Menatap sekeliling dan baru menyadari bahwa bukan hanya adik kelas yang baru di tabraknya tadi yang berada di tengah-tengah jalan tapi hampir satu kelas mungkin. Tidak. Ini kerumunan. Memangnya ada apa kok banyak kerumunan?

"Itu loh kak, kak Daniel si most wanted lagi nembak Sanin di lapangan."

Lagi?
Asta menghembuskan nafasnya kasar. Kenapa sih dirinya selalu datang atau selalu menemukan orang-orang yang sedang jatuh cinta persis seperti novel yang baru di bacanya. Dan apa-apa an itu, menyatakan perasaan di tengah lapangan dan di saksikan banyak siswa dan siswi? Sekalian aja kalo mau putus di tengah lapangan biar disaksikan banyak orang. Ih dasar bucin.

"Oh. Yaudah dek, kakak pergi dulu ya."

Rasanya rasa haus yang tadi melanda hilang karena mereka yang sedang jatuh cinta.
Asta bukanya tidak suka mereka merasakan jatuh cinta, dirinya hanya sedikit jengah dengan para cowok.
Karena cinta pertama Asta merapuhkan kepercayaannya, sehingga menimbulkan rasa takut soal cinta. Makanya, dia membatasi soal itu.

Melangkah lagi ke kelas melupakan rasa hausnya. Sesekali tersenyum saat ada beberapa adik kelas yang mengenalnya.

"Kiasta!, astaga lo tau ga? Tadi tuh daniel keren parah waktu nembak sanin. Gue kan mau juga jadinya."

Arin, teman sebangkunya, tiba-tiba sudah berada di samping Asta dengan suara cemprengnya. Memutar bola matanya jengah lalu tersenyum manis ke arah Arin dan berkata, "Arin, lo mau pilih jatuh dari lantai 3 ini kerena gue dorong atau lo loncat sendiri?"

Arin meneguk ludahnya kasar. Asta memang kadang menyeramkan seperti tokoh antagonis yang selalu mamanya tonton.

"Calm down, ta." Ucap Arin sambil nyengir.

"Kenapa sih? Kesel karna jadi saksi cinta orang lain dari smp? Bukanya lo yang milih sendiri?" Cerocos Arin.

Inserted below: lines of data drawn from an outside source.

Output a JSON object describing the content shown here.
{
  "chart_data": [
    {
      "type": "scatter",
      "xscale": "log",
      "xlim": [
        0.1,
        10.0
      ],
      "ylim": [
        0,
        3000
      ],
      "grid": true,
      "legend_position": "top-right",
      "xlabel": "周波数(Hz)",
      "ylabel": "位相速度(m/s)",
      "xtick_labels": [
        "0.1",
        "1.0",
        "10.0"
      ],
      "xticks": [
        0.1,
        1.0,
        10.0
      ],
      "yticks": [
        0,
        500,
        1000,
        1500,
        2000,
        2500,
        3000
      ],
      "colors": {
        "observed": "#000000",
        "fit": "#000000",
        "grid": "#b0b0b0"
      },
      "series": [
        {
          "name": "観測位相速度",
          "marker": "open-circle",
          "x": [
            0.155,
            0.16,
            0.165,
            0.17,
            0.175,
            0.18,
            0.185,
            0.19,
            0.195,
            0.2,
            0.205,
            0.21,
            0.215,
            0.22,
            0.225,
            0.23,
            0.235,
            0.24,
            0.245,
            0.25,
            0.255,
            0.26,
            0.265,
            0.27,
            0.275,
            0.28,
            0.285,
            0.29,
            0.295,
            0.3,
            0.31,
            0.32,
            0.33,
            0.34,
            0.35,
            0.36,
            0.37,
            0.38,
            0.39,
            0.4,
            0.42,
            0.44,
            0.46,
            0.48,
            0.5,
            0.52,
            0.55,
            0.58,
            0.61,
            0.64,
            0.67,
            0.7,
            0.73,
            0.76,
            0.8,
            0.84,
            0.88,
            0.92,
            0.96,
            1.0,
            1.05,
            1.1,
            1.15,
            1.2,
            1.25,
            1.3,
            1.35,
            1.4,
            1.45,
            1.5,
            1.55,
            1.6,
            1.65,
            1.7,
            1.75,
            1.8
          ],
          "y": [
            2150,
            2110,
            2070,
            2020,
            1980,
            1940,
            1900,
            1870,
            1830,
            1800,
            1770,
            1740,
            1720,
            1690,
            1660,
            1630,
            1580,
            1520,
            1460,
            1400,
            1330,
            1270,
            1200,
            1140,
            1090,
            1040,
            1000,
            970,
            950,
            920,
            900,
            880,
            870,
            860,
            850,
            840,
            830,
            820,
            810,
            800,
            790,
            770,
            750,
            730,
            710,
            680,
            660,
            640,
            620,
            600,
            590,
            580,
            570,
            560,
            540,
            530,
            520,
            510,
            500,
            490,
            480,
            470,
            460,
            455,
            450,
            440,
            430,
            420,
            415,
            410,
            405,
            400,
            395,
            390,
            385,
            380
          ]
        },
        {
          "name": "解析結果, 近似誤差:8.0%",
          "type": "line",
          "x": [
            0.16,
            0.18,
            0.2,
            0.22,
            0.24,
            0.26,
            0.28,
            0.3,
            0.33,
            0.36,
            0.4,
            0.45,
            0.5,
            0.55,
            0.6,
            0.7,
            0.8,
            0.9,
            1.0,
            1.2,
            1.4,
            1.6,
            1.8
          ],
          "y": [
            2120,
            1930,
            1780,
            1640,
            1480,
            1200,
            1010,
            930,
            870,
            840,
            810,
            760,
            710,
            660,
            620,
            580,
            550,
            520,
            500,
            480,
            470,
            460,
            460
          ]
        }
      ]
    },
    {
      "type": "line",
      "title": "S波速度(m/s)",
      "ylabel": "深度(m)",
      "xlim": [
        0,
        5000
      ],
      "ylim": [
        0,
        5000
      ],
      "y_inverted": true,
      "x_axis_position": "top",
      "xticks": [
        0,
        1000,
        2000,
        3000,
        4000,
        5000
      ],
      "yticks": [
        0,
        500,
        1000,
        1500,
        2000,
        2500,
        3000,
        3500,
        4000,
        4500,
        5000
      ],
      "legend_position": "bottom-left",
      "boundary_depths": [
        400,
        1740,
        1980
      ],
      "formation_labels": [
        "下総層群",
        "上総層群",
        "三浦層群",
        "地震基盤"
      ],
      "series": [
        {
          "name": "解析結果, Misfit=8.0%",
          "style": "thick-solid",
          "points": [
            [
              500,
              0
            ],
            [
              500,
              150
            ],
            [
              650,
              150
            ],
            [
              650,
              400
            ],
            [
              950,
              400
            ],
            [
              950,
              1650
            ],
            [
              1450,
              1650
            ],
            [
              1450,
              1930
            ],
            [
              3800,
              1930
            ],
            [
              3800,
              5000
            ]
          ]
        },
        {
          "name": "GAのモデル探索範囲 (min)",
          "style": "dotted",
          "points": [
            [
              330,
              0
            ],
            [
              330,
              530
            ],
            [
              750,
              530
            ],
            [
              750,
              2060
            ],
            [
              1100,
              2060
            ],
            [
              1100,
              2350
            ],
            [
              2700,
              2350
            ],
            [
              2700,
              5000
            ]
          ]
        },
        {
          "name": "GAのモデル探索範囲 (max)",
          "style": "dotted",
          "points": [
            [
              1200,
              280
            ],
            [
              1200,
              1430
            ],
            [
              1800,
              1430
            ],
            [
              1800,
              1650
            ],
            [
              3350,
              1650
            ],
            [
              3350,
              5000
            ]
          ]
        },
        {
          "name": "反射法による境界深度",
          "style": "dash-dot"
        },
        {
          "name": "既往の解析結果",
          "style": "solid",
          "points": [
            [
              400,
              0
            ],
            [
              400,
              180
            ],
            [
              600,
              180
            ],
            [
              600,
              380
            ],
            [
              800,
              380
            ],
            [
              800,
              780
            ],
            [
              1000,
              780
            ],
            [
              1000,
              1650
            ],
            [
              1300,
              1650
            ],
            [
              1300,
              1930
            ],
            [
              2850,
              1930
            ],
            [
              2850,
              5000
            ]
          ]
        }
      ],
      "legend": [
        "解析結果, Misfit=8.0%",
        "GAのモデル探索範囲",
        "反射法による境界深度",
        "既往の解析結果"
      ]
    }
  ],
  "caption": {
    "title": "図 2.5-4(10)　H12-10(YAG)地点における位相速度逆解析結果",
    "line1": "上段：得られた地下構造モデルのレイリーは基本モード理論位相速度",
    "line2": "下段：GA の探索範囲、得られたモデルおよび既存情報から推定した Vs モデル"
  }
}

Asta tidak menanggapi Arin dan melanjutkan jalannya masuk ke kelas yang tadi tertunda akibat teriakan Arin.

"Atau jangan-jangan lo mau jadi pemeran utama ya, ta?!"

Mencubit pipi Arin dengan keras lalu berkata, "lama-lama lo, gue bunuh terus gue potong-potong jadi sepuluh bagian dan gue jual daging lo di pasar!."

Kesal. Tentu saja. Sahabat dari kecilnya ini selalu menyinggung soal dirinya yang selalu menjadi saksi kisah cinta orang lain dan berakhir menuduh dirinya ingin menjadi pemeran utama.

Memikirkannya saja tidak pernah. Bagaimana bisa dia menginginkan menjadi pemeran utama. Lagipula, dirinya sudah nyaman dengan keadaan ini walaupun kadang jengah sendiri.

"Perhatian, untuk murid Sma Erlangga di mohon untuk membereskan barang-barang kalian, karena sekolah sedang mengadakan rapat darurat maka sekolah di pulangkan sementara."

Pengumuman lewat speaker sekolah tersebut dijawab dengan sorakan gembira dari para murid termasuk Asta.
Asta bergegas membereskan buku yang berada di atas meja kedalam tas nya. Rasanya senang sekali bisa pulang secepat ini. Asta sudah memikirkan list judul novel yang akan dibacanya hari ini.
Jujur saja, Asta bukanlah tipikal murid rajin. Dia hanya murid biasa yang menyukai jam kosong dan pulang cepat seperti pengumuman tadi.

Setelah merasa bahwa tidak ada yang ketinggalan Asta berjalan keluar kelas dengan memandang sinis Arin yang ikut berjalan disampingnya.

"Gue masih marah sama lo. Jauh-jauh sana."

"Jangan gitu dong ta." Arin memasang wajah memelas sambil tangannya menggoyang-goyangkan lengan Asta.

"Amit-amit hih." Menoyor kepala Arin lalu berlari ke arah gerbang sekolah karena melihat supir pribadinya sudah menjemputnya.
Mungkin wali kelasnya yang menghubungi supirnya bahwa sekolah di pulangkan cepat. Jadi, wajar saja jika dirinya sudah di jemput.







TBC.

Maaf buat permulaan yang amburadul.
Azanya belum keluar jadi tungguin aja wkwk..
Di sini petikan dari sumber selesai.